Um eine bestmögliche Ausnutzung der Integrationsressourcen zu erreichen, ist eine zentrale Steuerung der Zuweisungen auf der Grundlage von landesweit gültigen Kriterien erforderlich und sinnvoll. Als primäres Steuerungsinstrument dient hierzu ein Zuweisungsschlüssel, der an der integrationspolitischen Zielstellung ausgerichtet ist und in erster Linie die gesetzlichen Integrationskriterien des Wohnraumangebotes und des Ausbildungs- und Arbeitsmarktes abbildet. Da derzeit in allen Regionen des Landes Wohnraum leer steht, wird der Einwohneranteil der aufnehmenden Kommune an der Gesamtbevölkerung des Landes für den Zuweisungsschlüssel herangezogen. Anders als beim für die Unterbringung erforderlichen Wohnraumangebot bestehen im Hinblick auf die Ausbildungs- und Arbeitsmarktsituation regionale Unterschiede. Um diese zu berücksichtigen, fließt als weiterer Faktor der Anteil der als arbeitslos gemeldeten Personen an der Bevölkerung sowie das Verhältnis der Berufsausbildungsstellen je Bewerber in den Zuweisungsschlüssel ein.

3. Individuelle Zuweisungskriterien

Der Zuweisungsschlüssel wird von individuellen Zuweisungskriterien, welche den Umständen des Einzelfalls Rechnung tragen, flankiert. Humanitäre Aspekte oder integrationsrelevante Umstände sind bei der Zuweisungsentscheidung stets angemessen zu berücksichtigen. Dies gilt insbesondere auch für Gründe, die geeignet wären, eine Aufhebung oder Änderung der Wohnsitzzuweisung nach § 12a Abs. 5 AufenthG zu rechtfertigen.

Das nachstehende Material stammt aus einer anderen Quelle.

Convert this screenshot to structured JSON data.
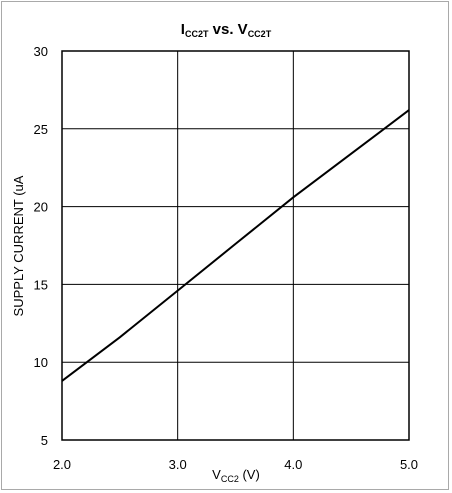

Zur Ermittlung der zuweisungsrelevanten Umstände des Einzelfalls werden alle Schutzberechtigten vor der Zuweisung angehört.

4. Gemeindescharfe Wohnsitzzuweisung

Das Land weist Schutzberechtigte nur den Landkreisen und kreisfreien Städten zu. Insbesondere aufgrund individueller Integrationsbedarfe oder der Verteilung der Integrationsinfrastruktur vor Ort kann jedoch eine weitergehende „passgenaue“ Ansiedlung innerhalb des Landeskreises, die den Schutzberechtigten in das für ihn förderlichste Wohn- und Lebensumfeld bringt, zweckmäßig sein. Den Landkreisen wird deshalb die Möglichkeit eingeräumt, Schutzberechtigten kreisintern einen konkreten Wohnort zuweisen.

5. Keine Rückwirkung

Die Regelung soll nur auf Personen Anwendung finden, denen nach dem Inkrafttreten der landesinternen Regelung ein Schutzstatus zuerkannt worden ist. Eine zuzuweisende Person, die bereits außerhalb einer Aufnahmeeinrichtung oder Gemeinschaftsunterkunft ihren Wohnsitz genommen hat und nicht verpflichtet ist, in einem anderen Bundesland zu wohnen, soll regelmäßig in ihrer Wohnsitzkommune verbleiben.

6. Sonstiges

Die Umsetzung dieser Leitlinien erfolgt im Wege eines Erlasses, der Mitte Januar 2017 in Kraft treten soll. Zwei Jahre nach Inkrafttreten des Erlasses wird überprüft, ob mit Blick auf die Asyl- und Flüchtlingssituation eine Aufrechterhaltung dieses Integrationsschlüssels weiterhin erforderlich ist.